Son Excellence Eugène Rougon

Son Excellence Eugène Rougon (paragraphe n°869)

Chapitre V

Mais il avait repris son air paternel. Ses yeux gris, sous ses lourdes paupières, gardaient seuls une flamme, lorsqu'elle tournait la tête ; et il l'enveloppait alors tout entière d'un regard, avec la rage d'un homme poussé à bout, résolu à en finir. Cependant, il disait qu'elle pouvait bien lui donner encore cinq minutes. C'était si ennuyeux, le travail dans lequel elle l'avait trouvé, un rapport pour le Sénat, sur des pétitions ! Et il lui parla de l'impératrice, à laquelle elle vouait un véritable culte. L'impératrice était à Biarritz depuis huit jours.

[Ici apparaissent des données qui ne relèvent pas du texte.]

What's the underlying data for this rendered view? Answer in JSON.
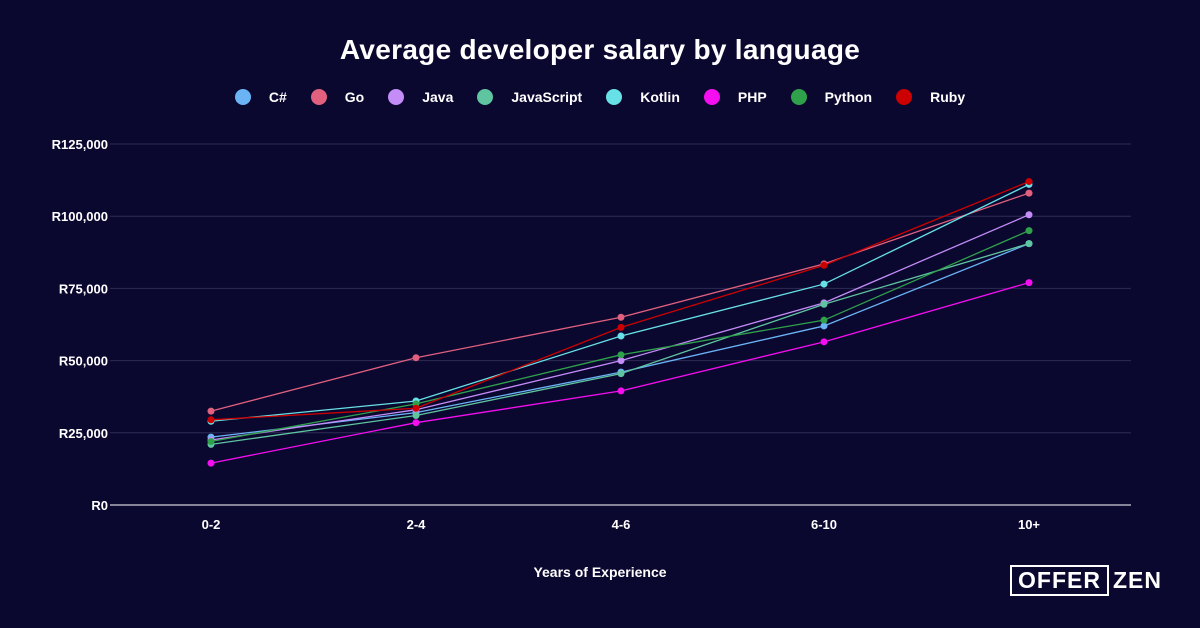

Alors, la jeune fille se renversa de nouveau au fond de son fauteuil, dans un bavardage sans fin. Elle connaissait Biarritz, elle y avait passé une saison, autrefois, quand cette plage n'était pas encore à la mode. Elle se désespérait de ne pouvoir y retourner, pendant le séjour de la cour. Puis, elle en vint à raconter une séance de l'Académie, où monsieur de Plouguern l'avait menée, la veille. On recevait un écrivain, qu'elle plaisantait beaucoup, parce qu'il était chauve. Elle tenait, d'ailleurs, les livres en horreur. Dès qu'elle s'entêtait à lire, elle devait se mettre au lit, avec des crises de nerfs. Elle ne comprenait pas ce qu'elle lisait. Quand Rougon lui eut dit que l'écrivain reçu la veille était un ennemi de l'empereur, et que son discours fourmillait d'allusions abominables, elle resta consternée.